We will have to get used to it. The fundamental structural changes that the global economy is going through outline the scenario of high interest rates over the long term. As a defender of a 2% inflation target, the Bank of Canada will not be without being asked to review its calculations.
In the immediate term, the Bank of Canada’s monetary easing, which is still very recent, will do little or nothing to mitigate the payment shock that is hitting or awaiting households. Last May, in its 2024-2025 Financial Risks Report, the Office of the Superintendent of Financial Institutions indicated that of the total mortgages outstanding at that date, 76% would be up for renewal by the end of 2026. “Homeowners in Canada who renew their mortgages during this period could experience a payment shock, which will be more severe for those who took out their mortgages when interest rates were lower, between 2020 and 2022.” Higher-leveraged households who took out variable-rate mortgages with fixed payments—the famous five-year variable—will likely feel this shock more intensely. Especially since many of them find themselves in the so-called negative depreciation zone.
In a blog, the Financial Post noted, for its part, the forecasts of the analysis firm Oxford Economics that, despite the drop in interest rates in the second half of the year, mortgage payments will increase, on average, by another 6% by the end of 2024. By the end of 2027, they will be up 18%. According to Oxford, “the weight of the mortgage payment on disposable income is expected to peak at 9.3% around mid-2025 – the highest level since 1990 – before beginning to decline.”
Overall, the monetary austerity felt after the pandemic has fueled a significant increase in the household debt service ratio, which is one of the highest in so-called advanced economies. This pressure is all the more palpable given that Canadian households are among the most indebted in the world, Desjardins Group economists have already pointed out.
The era of high rates
In the longer term, the era of low interest rates, which gained momentum in the wake of the 2008 financial crisis, may be a thing of the past. In addition to tensions on international shipping routes and the impact of extreme weather on food prices, structural factors are currently outlining a change in trajectory, or even a reversal of forces, calling for long-term rates to anchor themselves at levels that were previously considered “normal”. A decline in global savings and a decline in globalization under the expansion of geopolitical tensions will modulate this balancing act between supply and demand, between savings and investment, influencing the level of interest rates.
“There will be no shortage of projects in the coming decades. Building more housing, making the energy transition, adapting to climate change and dealing with an aging population and international uncertainties are all elements that will require our economies to be able to adapt, and certainly require colossal investments.
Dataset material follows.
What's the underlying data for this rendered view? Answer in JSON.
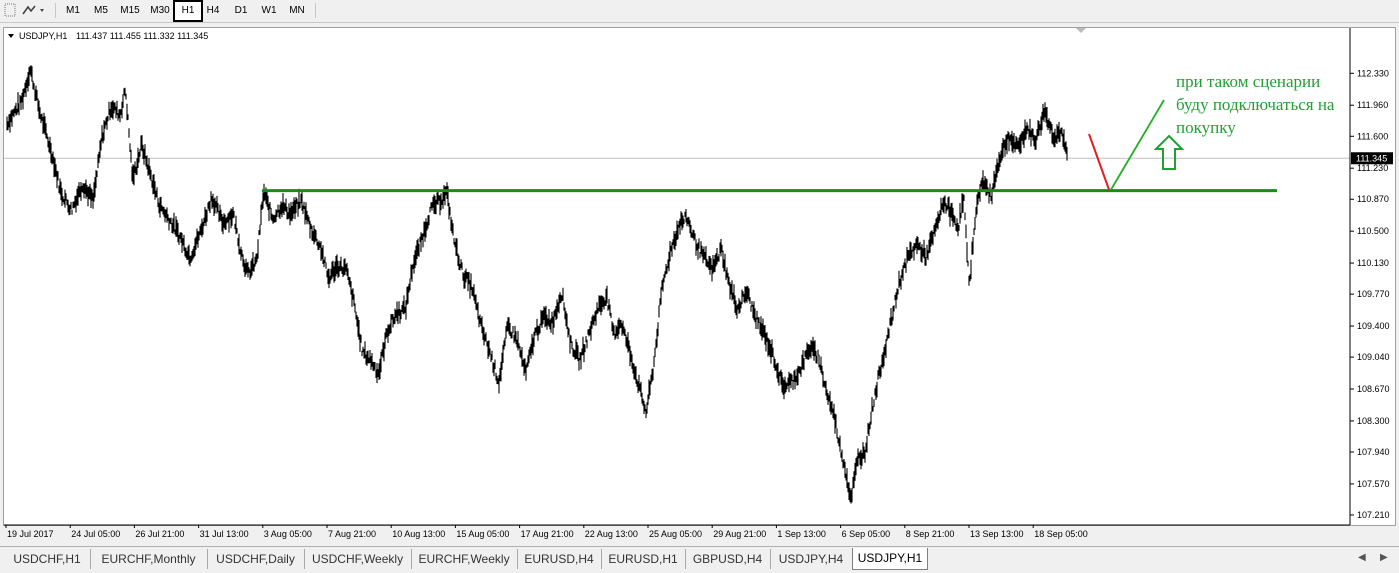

This will put pressure on interest rates and government budgets,” summarizes Desjardins in its “A Look at the Long-Term Issues Already Perceptible.”
It has already been written that central bank models indicate, for the moment, that the so-called neutral equilibrium rate—defined as the rate consistent with output sustainably remaining at its potential level and an inflation rate remaining at target—remains close to its pre-pandemic values. In Canada, this rate, which is also defined as the dividing line between expansionary and contractionary monetary policy, is currently between 2 and 3% in nominal terms.
In this emerging economic environment, the scenario of an increase in this equilibrium interest rate becomes more likely. In fact, it is generally accepted that it is unlikely that the real neutral rate will fall below the values estimated before the pandemic; on the contrary, there is a strong probability that it will increase. All this is in line with analysts’ observations that the forces that kept long-term rates on a downward trend during the 25 years preceding the pandemic are in the process of reversing.
And the inflation target?
In this perspective of an increase in the so-called neutral rate, one can very well imagine that the inflation target of 2% in the middle of the 1% to 3% interval retained by the Bank of Canada will have to be reviewed and moved upwards. All of this must be placed in a context of rebuilding supply chains and what is called geoeconomic fragmentation.
National Bank analyst Angelo Katsoras cites China’s deteriorating relations with the United States and Western countries as having intensified efforts to restructure global supply chains. This reconfiguration for geopolitical reasons, rather than for greater efficiency, means smaller supply chains will be created in higher-cost regions, he writes.
For its part, the International Monetary Fund continues to express alarm at the rise of geoeconomic forces in the form of the emergence of large blocs of influence and the polarization of globalization. The institution cites the example of Russia’s invasion of Ukraine in 2022, which caused a fragmentation of the main commodity markets. More pronounced geoeconomic fragmentation could be the cause of strong price variations, or even “large price gaps between blocs, particularly for minerals essential to the ecological transition and agricultural products in high demand.”